Officers should be required to wear and turn on body cameras at all times. There is no reason why police should want to hide their actions from the public. If you’re telling the truth, video will strengthen your testimony. Two officers were on the scene when officer Mohamed Noor shot and killed Justine Ruszczyk, and neither had their cameras turned on. If you’ve got nothing to hide, don’t. Cameras are a form of transparency. Communities appreciate transparency; it builds trust.
De-escalation training
Police need to get better at de-escalating situations and practicing what that actually means. In one incident, a Portland Police Officer yelled for someone to “[expletive] stop or they’re gonna get shot.” Unfortunately, this seems a lot more like escalation than the “de-escalation approach” the officer and their supervisor claimed the threat to be.
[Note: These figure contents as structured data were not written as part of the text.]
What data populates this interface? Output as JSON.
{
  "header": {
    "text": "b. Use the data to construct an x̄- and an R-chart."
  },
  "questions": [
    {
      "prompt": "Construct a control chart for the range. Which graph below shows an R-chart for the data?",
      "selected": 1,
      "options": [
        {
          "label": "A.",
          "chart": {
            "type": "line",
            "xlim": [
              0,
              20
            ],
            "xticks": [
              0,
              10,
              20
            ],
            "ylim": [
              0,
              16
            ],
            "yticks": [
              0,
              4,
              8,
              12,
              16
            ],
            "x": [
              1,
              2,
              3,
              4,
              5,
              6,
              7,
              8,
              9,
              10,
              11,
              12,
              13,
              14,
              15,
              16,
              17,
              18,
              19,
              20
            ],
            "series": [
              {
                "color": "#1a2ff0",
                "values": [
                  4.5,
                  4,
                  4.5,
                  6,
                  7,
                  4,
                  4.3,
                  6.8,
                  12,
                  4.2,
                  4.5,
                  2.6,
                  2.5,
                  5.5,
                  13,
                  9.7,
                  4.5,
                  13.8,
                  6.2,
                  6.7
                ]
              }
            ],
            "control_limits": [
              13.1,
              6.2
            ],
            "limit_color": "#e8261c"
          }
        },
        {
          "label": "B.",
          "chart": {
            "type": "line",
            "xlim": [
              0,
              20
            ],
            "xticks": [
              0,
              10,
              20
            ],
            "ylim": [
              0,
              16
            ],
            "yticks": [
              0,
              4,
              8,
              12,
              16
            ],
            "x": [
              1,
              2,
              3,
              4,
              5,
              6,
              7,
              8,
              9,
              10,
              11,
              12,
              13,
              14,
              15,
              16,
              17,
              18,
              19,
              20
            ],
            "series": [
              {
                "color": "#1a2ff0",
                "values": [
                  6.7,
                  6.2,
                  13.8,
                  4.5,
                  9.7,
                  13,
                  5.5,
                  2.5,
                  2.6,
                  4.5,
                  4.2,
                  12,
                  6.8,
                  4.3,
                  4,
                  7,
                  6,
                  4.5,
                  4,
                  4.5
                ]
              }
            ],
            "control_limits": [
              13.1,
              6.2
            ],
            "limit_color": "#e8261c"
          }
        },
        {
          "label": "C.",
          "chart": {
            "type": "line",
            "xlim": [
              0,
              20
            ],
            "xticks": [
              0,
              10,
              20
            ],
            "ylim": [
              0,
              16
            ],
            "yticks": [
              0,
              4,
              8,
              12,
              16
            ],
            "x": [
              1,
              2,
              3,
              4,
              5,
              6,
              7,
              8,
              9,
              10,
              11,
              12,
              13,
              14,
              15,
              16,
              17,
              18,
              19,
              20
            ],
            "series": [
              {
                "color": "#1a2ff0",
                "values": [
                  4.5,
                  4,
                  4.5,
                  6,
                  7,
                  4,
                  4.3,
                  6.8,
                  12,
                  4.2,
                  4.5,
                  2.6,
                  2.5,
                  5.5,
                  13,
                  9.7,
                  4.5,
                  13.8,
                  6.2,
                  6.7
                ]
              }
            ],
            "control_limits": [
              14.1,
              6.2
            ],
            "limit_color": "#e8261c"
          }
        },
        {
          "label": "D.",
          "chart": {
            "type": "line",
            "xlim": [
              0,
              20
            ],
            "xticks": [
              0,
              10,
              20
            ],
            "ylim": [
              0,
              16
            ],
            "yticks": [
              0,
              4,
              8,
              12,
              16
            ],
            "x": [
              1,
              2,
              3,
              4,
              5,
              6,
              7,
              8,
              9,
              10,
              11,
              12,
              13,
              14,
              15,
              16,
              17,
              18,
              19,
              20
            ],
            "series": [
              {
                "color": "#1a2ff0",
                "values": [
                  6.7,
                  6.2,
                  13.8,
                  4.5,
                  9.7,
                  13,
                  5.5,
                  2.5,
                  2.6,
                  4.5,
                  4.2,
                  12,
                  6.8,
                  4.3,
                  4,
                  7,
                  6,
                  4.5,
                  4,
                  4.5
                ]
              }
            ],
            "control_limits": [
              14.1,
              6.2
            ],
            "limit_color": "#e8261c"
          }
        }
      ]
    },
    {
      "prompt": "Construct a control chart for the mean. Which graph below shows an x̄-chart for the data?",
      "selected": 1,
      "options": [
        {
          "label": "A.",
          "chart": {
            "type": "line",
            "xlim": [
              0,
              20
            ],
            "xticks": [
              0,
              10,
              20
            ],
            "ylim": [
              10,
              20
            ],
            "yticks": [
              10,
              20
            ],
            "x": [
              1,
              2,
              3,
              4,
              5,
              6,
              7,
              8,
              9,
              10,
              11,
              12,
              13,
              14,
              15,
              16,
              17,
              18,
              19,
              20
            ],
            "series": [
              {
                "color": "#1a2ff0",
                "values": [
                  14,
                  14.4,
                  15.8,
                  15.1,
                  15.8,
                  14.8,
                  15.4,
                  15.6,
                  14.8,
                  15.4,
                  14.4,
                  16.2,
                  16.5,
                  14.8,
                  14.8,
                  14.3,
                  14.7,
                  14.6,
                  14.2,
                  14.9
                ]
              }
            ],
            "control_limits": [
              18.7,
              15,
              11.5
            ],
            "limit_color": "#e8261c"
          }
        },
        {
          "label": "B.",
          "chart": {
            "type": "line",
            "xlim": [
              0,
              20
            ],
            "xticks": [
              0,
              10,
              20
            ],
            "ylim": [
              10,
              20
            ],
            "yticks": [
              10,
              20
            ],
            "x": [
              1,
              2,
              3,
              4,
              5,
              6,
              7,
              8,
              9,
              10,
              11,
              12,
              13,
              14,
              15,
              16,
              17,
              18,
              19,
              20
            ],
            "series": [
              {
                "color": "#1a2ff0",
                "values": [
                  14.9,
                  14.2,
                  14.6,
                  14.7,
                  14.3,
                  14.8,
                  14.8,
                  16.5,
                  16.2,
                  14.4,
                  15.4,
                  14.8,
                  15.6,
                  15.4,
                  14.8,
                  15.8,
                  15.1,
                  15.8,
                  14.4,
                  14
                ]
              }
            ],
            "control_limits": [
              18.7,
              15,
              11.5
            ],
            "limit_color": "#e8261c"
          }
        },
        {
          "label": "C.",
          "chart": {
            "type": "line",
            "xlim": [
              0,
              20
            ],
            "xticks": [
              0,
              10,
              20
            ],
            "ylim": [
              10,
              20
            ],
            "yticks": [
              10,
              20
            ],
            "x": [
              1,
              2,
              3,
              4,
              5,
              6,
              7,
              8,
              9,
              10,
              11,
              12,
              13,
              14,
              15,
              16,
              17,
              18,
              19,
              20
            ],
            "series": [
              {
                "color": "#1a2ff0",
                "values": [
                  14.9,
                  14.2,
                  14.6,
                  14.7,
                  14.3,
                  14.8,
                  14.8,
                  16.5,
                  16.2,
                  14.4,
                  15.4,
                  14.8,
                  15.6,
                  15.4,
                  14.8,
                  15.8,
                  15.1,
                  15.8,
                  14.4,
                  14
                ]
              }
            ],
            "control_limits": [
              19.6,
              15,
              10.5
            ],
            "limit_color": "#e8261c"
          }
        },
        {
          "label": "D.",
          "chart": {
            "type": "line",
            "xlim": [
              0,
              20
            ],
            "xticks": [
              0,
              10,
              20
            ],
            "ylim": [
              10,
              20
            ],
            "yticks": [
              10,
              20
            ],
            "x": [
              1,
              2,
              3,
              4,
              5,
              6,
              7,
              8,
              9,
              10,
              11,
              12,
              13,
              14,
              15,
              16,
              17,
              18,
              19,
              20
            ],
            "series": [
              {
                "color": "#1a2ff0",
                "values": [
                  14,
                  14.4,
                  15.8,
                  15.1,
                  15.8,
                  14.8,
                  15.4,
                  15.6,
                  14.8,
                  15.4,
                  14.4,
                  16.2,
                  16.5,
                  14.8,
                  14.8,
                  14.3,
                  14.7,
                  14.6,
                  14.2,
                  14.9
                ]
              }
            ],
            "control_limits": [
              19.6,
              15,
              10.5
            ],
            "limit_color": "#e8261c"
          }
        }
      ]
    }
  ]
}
De-escalation is not easy; Charles Kinsey knows this. He is a caregiver at the home where Rios Soto lives. Soto wandered away with a toy truck and was having an episode in the middle of the street. Kinsey was de-escalating when police officers accidentally shot Kinsey while trying to shoot Soto. If they had hit Soto, a man who didn’t have to die, it would have been another “justifiable use of deadly force,” but they didn’t. What they did caused psychological trauma to both Kinsey and Soto that didn’t need to exist. The community would have been safer if police hadn’t been there at all. Police could learn from Kinsey. Police need to learn how to calm people down and stop instinctively pulling the trigger when things get weird.
You’re right, not all cops are bad. Stephen Mader is an ex-Marine who was a police officer in West Virginia. One night he received a call about a man threatening to hurt himself. When he arrived he discovered the man, Ronald Williams, was holding a gun and begging to be shot. Mader said his training helped him evaluate that Williams was depressed and not a threat. While reasoning with Williams to drop the weapon, two other officers arrived on the seen and immediately shot Williams in the head. Williams’ gun was not loaded. Mader was fired for not killing Williams. Mader’s behavior is exemplary of what police departments need to strive toward, not punish.
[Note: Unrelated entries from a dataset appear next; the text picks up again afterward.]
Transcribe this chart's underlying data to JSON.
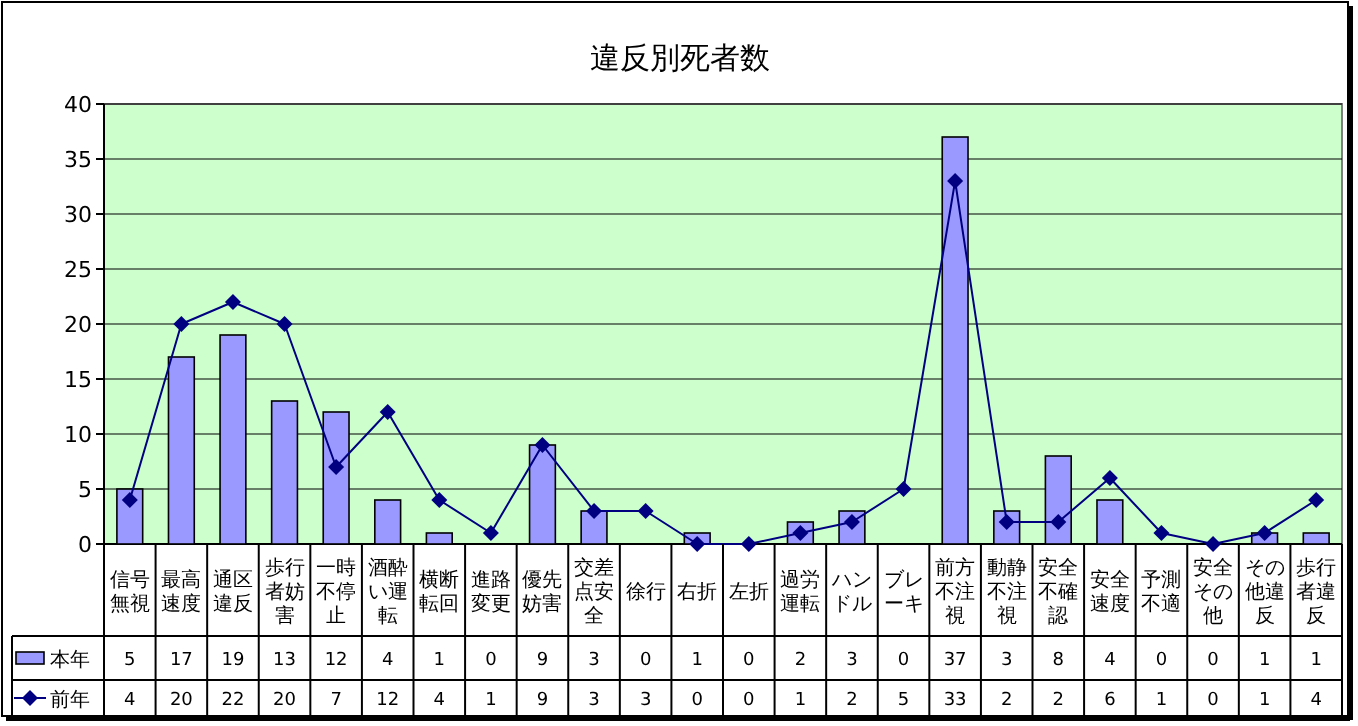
{
  "chart_data": {
    "type": "bar",
    "title": "違反別死者数",
    "categories": [
      "信号無視",
      "最高速度",
      "通区違反",
      "歩行者妨害",
      "一時不停止",
      "酒酔い運転",
      "横断転回",
      "進路変更",
      "優先妨害",
      "交差点安全",
      "徐行",
      "右折",
      "左折",
      "過労運転",
      "ハンドル",
      "ブレーキ",
      "前方不注視",
      "動静不注視",
      "安全不確認",
      "安全速度",
      "予測不適",
      "安全その他",
      "その他違反",
      "歩行者違反"
    ],
    "series": [
      {
        "name": "本年",
        "color": "#9999ff",
        "values": [
          5,
          17,
          19,
          13,
          12,
          4,
          1,
          0,
          9,
          3,
          0,
          1,
          0,
          2,
          3,
          0,
          37,
          3,
          8,
          4,
          0,
          0,
          1,
          1
        ]
      },
      {
        "name": "前年",
        "type": "line",
        "color": "#000080",
        "marker": "diamond",
        "values": [
          4,
          20,
          22,
          20,
          7,
          12,
          4,
          1,
          9,
          3,
          3,
          0,
          0,
          1,
          2,
          5,
          33,
          2,
          2,
          6,
          1,
          0,
          1,
          4
        ]
      }
    ],
    "ylim": [
      0,
      40
    ],
    "yticks": [
      0,
      5,
      10,
      15,
      20,
      25,
      30,
      35,
      40
    ],
    "grid": "y",
    "data_labels": true,
    "legend": "bottom left"
  }
}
Stop using and allowing excessive force in general
Eric Casebolt was allowed to peacefully resign after he and a group of other officers terrified a group of kids at a pool party, tactical rolls and all. Casebolt slammed a teenage girl onto the sidewalk and was not charged. Good cops should have called for his arrest. Two good cops leaked a video of officer William Martin berating a woman who called police because a neighbor choked her son. The woman didn’t appreciate it and the officer proceeded to bodyslam her. Those good cops who leaked the video were demoted. Good cops should have stood up for them.
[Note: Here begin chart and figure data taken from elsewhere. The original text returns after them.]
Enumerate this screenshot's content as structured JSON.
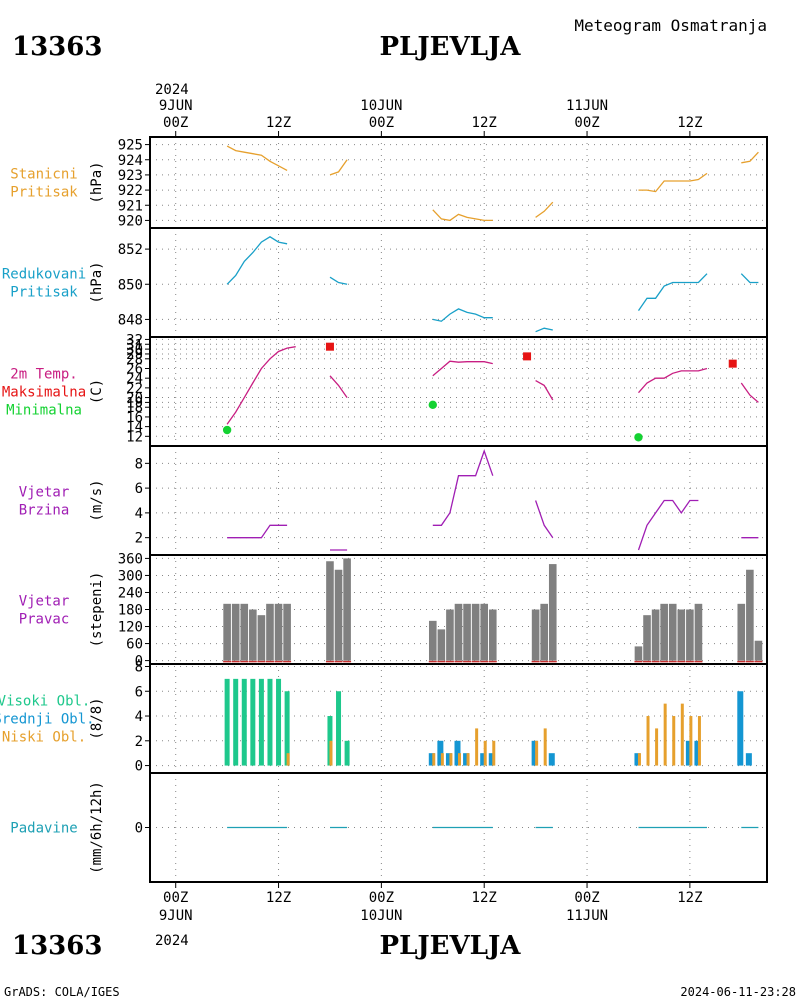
{
  "header": {
    "station_id": "13363",
    "station_name": "PLJEVLJA",
    "title": "Meteogram Osmatranja"
  },
  "footer": {
    "station_id": "13363",
    "station_name": "PLJEVLJA",
    "credit": "GrADS: COLA/IGES",
    "timestamp": "2024-06-11-23:28"
  },
  "time_axis": {
    "top_year": "2024",
    "bottom_year": "2024",
    "ticks": [
      {
        "t": 0,
        "label": "00Z",
        "date": "9JUN"
      },
      {
        "t": 12,
        "label": "12Z",
        "date": ""
      },
      {
        "t": 24,
        "label": "00Z",
        "date": "10JUN"
      },
      {
        "t": 36,
        "label": "12Z",
        "date": ""
      },
      {
        "t": 48,
        "label": "00Z",
        "date": "11JUN"
      },
      {
        "t": 60,
        "label": "12Z",
        "date": ""
      }
    ],
    "range_hours": [
      -3,
      69
    ]
  },
  "colors": {
    "station_pressure": "#E6A02D",
    "reduced_pressure": "#19A0C8",
    "temperature": "#C81E82",
    "t_max": "#E61414",
    "t_min": "#14D232",
    "wind": "#A01EB4",
    "wind_dir_bar": "#808080",
    "wind_dir_base": "#C83232",
    "cloud_high": "#1EC88C",
    "cloud_mid": "#1496D2",
    "cloud_low": "#E6A02D",
    "precip": "#1EA0B4",
    "grid": "#888888"
  },
  "chart_data": [
    {
      "type": "line",
      "panel": "station_pressure",
      "labels": [
        "Stanicni",
        "Pritisak"
      ],
      "ylabel": "(hPa)",
      "ylim": [
        919.5,
        925.5
      ],
      "yticks": [
        920,
        921,
        922,
        923,
        924,
        925
      ],
      "segments": [
        [
          [
            6,
            924.9
          ],
          [
            7,
            924.6
          ],
          [
            8,
            924.5
          ],
          [
            9,
            924.4
          ],
          [
            10,
            924.3
          ],
          [
            11,
            923.9
          ],
          [
            12,
            923.6
          ],
          [
            13,
            923.3
          ]
        ],
        [
          [
            18,
            923.0
          ],
          [
            19,
            923.2
          ],
          [
            20,
            924.0
          ]
        ],
        [
          [
            30,
            920.7
          ],
          [
            31,
            920.1
          ],
          [
            32,
            920.0
          ],
          [
            33,
            920.4
          ],
          [
            34,
            920.2
          ],
          [
            35,
            920.1
          ],
          [
            36,
            920.0
          ],
          [
            37,
            920.0
          ]
        ],
        [
          [
            42,
            920.2
          ],
          [
            43,
            920.6
          ],
          [
            44,
            921.2
          ]
        ],
        [
          [
            54,
            922.0
          ],
          [
            55,
            922.0
          ],
          [
            56,
            921.9
          ],
          [
            57,
            922.6
          ],
          [
            58,
            922.6
          ],
          [
            59,
            922.6
          ],
          [
            60,
            922.6
          ],
          [
            61,
            922.7
          ],
          [
            62,
            923.1
          ]
        ],
        [
          [
            66,
            923.8
          ],
          [
            67,
            923.9
          ],
          [
            68,
            924.5
          ]
        ]
      ]
    },
    {
      "type": "line",
      "panel": "reduced_pressure",
      "labels": [
        "Redukovani",
        "Pritisak"
      ],
      "ylabel": "(hPa)",
      "ylim": [
        847.0,
        853.2
      ],
      "yticks": [
        848,
        850,
        852
      ],
      "segments": [
        [
          [
            6,
            850.0
          ],
          [
            7,
            850.5
          ],
          [
            8,
            851.3
          ],
          [
            9,
            851.8
          ],
          [
            10,
            852.4
          ],
          [
            11,
            852.7
          ],
          [
            12,
            852.4
          ],
          [
            13,
            852.3
          ]
        ],
        [
          [
            18,
            850.4
          ],
          [
            19,
            850.1
          ],
          [
            20,
            850.0
          ]
        ],
        [
          [
            30,
            848.0
          ],
          [
            31,
            847.9
          ],
          [
            32,
            848.3
          ],
          [
            33,
            848.6
          ],
          [
            34,
            848.4
          ],
          [
            35,
            848.3
          ],
          [
            36,
            848.1
          ],
          [
            37,
            848.1
          ]
        ],
        [
          [
            42,
            847.3
          ],
          [
            43,
            847.5
          ],
          [
            44,
            847.4
          ]
        ],
        [
          [
            54,
            848.5
          ],
          [
            55,
            849.2
          ],
          [
            56,
            849.2
          ],
          [
            57,
            849.9
          ],
          [
            58,
            850.1
          ],
          [
            59,
            850.1
          ],
          [
            60,
            850.1
          ],
          [
            61,
            850.1
          ],
          [
            62,
            850.6
          ]
        ],
        [
          [
            66,
            850.6
          ],
          [
            67,
            850.1
          ],
          [
            68,
            850.1
          ]
        ]
      ]
    },
    {
      "type": "line",
      "panel": "temperature",
      "labels": [
        "2m Temp.",
        "Maksimalna",
        "Minimalna"
      ],
      "ylabel": "(C)",
      "ylim": [
        10,
        32.5
      ],
      "yticks": [
        12,
        14,
        16,
        18,
        19,
        20,
        22,
        24,
        26,
        28,
        29,
        30,
        31,
        32
      ],
      "segments": [
        [
          [
            6,
            14.5
          ],
          [
            7,
            17.0
          ],
          [
            8,
            20.0
          ],
          [
            9,
            23.0
          ],
          [
            10,
            26.0
          ],
          [
            11,
            28.0
          ],
          [
            12,
            29.5
          ],
          [
            13,
            30.2
          ],
          [
            14,
            30.5
          ]
        ],
        [
          [
            18,
            24.5
          ],
          [
            19,
            22.5
          ],
          [
            20,
            20.0
          ]
        ],
        [
          [
            30,
            24.5
          ],
          [
            31,
            26.0
          ],
          [
            32,
            27.5
          ],
          [
            33,
            27.3
          ],
          [
            34,
            27.4
          ],
          [
            35,
            27.4
          ],
          [
            36,
            27.4
          ],
          [
            37,
            27.0
          ]
        ],
        [
          [
            42,
            23.5
          ],
          [
            43,
            22.5
          ],
          [
            44,
            19.5
          ]
        ],
        [
          [
            54,
            21.0
          ],
          [
            55,
            23.0
          ],
          [
            56,
            24.0
          ],
          [
            57,
            24.0
          ],
          [
            58,
            25.0
          ],
          [
            59,
            25.5
          ],
          [
            60,
            25.5
          ],
          [
            61,
            25.5
          ],
          [
            62,
            26.0
          ]
        ],
        [
          [
            66,
            23.0
          ],
          [
            67,
            20.5
          ],
          [
            68,
            19.0
          ]
        ]
      ],
      "max_points": [
        [
          18,
          30.5
        ],
        [
          41,
          28.5
        ],
        [
          65,
          27.0
        ]
      ],
      "min_points": [
        [
          6,
          13.3
        ],
        [
          30,
          18.5
        ],
        [
          54,
          11.8
        ]
      ]
    },
    {
      "type": "line",
      "panel": "wind_speed",
      "labels": [
        "Vjetar",
        "Brzina"
      ],
      "ylabel": "(m/s)",
      "ylim": [
        0.6,
        9.4
      ],
      "yticks": [
        2,
        4,
        6,
        8
      ],
      "segments": [
        [
          [
            6,
            2
          ],
          [
            7,
            2
          ],
          [
            8,
            2
          ],
          [
            9,
            2
          ],
          [
            10,
            2
          ],
          [
            11,
            3
          ],
          [
            12,
            3
          ],
          [
            13,
            3
          ]
        ],
        [
          [
            18,
            1
          ],
          [
            19,
            1
          ],
          [
            20,
            1
          ]
        ],
        [
          [
            30,
            3
          ],
          [
            31,
            3
          ],
          [
            32,
            4
          ],
          [
            33,
            7
          ],
          [
            34,
            7
          ],
          [
            35,
            7
          ],
          [
            36,
            9
          ],
          [
            37,
            7
          ]
        ],
        [
          [
            42,
            5
          ],
          [
            43,
            3
          ],
          [
            44,
            2
          ]
        ],
        [
          [
            54,
            1
          ],
          [
            55,
            3
          ],
          [
            56,
            4
          ],
          [
            57,
            5
          ],
          [
            58,
            5
          ],
          [
            59,
            4
          ],
          [
            60,
            5
          ],
          [
            61,
            5
          ]
        ],
        [
          [
            66,
            2
          ],
          [
            67,
            2
          ],
          [
            68,
            2
          ]
        ]
      ]
    },
    {
      "type": "bar",
      "panel": "wind_direction",
      "labels": [
        "Vjetar",
        "Pravac"
      ],
      "ylabel": "(stepeni)",
      "ylim": [
        -12,
        372
      ],
      "yticks": [
        0,
        60,
        120,
        180,
        240,
        300,
        360
      ],
      "bars": [
        [
          6,
          200
        ],
        [
          7,
          200
        ],
        [
          8,
          200
        ],
        [
          9,
          180
        ],
        [
          10,
          160
        ],
        [
          11,
          200
        ],
        [
          12,
          200
        ],
        [
          13,
          200
        ],
        [
          18,
          350
        ],
        [
          19,
          320
        ],
        [
          20,
          360
        ],
        [
          30,
          140
        ],
        [
          31,
          110
        ],
        [
          32,
          180
        ],
        [
          33,
          200
        ],
        [
          34,
          200
        ],
        [
          35,
          200
        ],
        [
          36,
          200
        ],
        [
          37,
          180
        ],
        [
          42,
          180
        ],
        [
          43,
          200
        ],
        [
          44,
          340
        ],
        [
          54,
          50
        ],
        [
          55,
          160
        ],
        [
          56,
          180
        ],
        [
          57,
          200
        ],
        [
          58,
          200
        ],
        [
          59,
          180
        ],
        [
          60,
          180
        ],
        [
          61,
          200
        ],
        [
          66,
          200
        ],
        [
          67,
          320
        ],
        [
          68,
          70
        ]
      ]
    },
    {
      "type": "bar",
      "panel": "clouds",
      "labels": [
        "Visoki Obl.",
        "Srednji Obl.",
        "Niski Obl."
      ],
      "ylabel": "(8/8)",
      "ylim": [
        -0.6,
        8.2
      ],
      "yticks": [
        0,
        2,
        4,
        6,
        8
      ],
      "series": [
        {
          "key": "high",
          "values": [
            [
              6,
              7
            ],
            [
              7,
              7
            ],
            [
              8,
              7
            ],
            [
              9,
              7
            ],
            [
              10,
              7
            ],
            [
              11,
              7
            ],
            [
              12,
              7
            ],
            [
              13,
              6
            ],
            [
              18,
              4
            ],
            [
              19,
              6
            ],
            [
              20,
              2
            ]
          ]
        },
        {
          "key": "mid",
          "values": [
            [
              30,
              1
            ],
            [
              31,
              2
            ],
            [
              32,
              1
            ],
            [
              33,
              2
            ],
            [
              34,
              1
            ],
            [
              36,
              1
            ],
            [
              37,
              1
            ],
            [
              42,
              2
            ],
            [
              44,
              1
            ],
            [
              54,
              1
            ],
            [
              60,
              2
            ],
            [
              61,
              2
            ],
            [
              66,
              6
            ],
            [
              67,
              1
            ]
          ]
        },
        {
          "key": "low",
          "values": [
            [
              13,
              1
            ],
            [
              18,
              2
            ],
            [
              30,
              1
            ],
            [
              31,
              1
            ],
            [
              32,
              1
            ],
            [
              33,
              1
            ],
            [
              34,
              1
            ],
            [
              35,
              3
            ],
            [
              36,
              2
            ],
            [
              37,
              2
            ],
            [
              42,
              2
            ],
            [
              43,
              3
            ],
            [
              54,
              1
            ],
            [
              55,
              4
            ],
            [
              56,
              3
            ],
            [
              57,
              5
            ],
            [
              58,
              4
            ],
            [
              59,
              5
            ],
            [
              60,
              4
            ],
            [
              61,
              4
            ]
          ]
        }
      ]
    },
    {
      "type": "line",
      "panel": "precipitation",
      "labels": [
        "Padavine"
      ],
      "ylabel": "(mm/6h/12h)",
      "ylim": [
        -1,
        1
      ],
      "yticks": [
        0
      ],
      "segments": [
        [
          [
            6,
            0
          ],
          [
            13,
            0
          ]
        ],
        [
          [
            18,
            0
          ],
          [
            20,
            0
          ]
        ],
        [
          [
            30,
            0
          ],
          [
            37,
            0
          ]
        ],
        [
          [
            42,
            0
          ],
          [
            44,
            0
          ]
        ],
        [
          [
            54,
            0
          ],
          [
            62,
            0
          ]
        ],
        [
          [
            66,
            0
          ],
          [
            68,
            0
          ]
        ]
      ]
    }
  ]
}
We citizens understand that you cops get scared. But we need you to understand that you scare us. If you want our trust and respect, you have to trust and respect us. If cops keep killing and abusing citizens, it’s only logical citizens will be fidgety or try to run from cops, we don’t want to be body slammed, choked out, shot to death, or have our spinal cords severed while being driven around—that shit is terrifying. Sandra Bland, Philando Castile, Jordan Edwards, and Tamir Rice weren’t doing anything wrong, but they wound up dead. Stop saying, “If you’re not a criminal, you’ll be fine.”
By protecting the bad guys and not standing up for the good guys, you are controlling your narrative. You are telling the public what your priorities are. Your priorities are cops vs. everyone, and anyone who says otherwise is a traitor. Those bad apples are spoiling the whole damn bunch.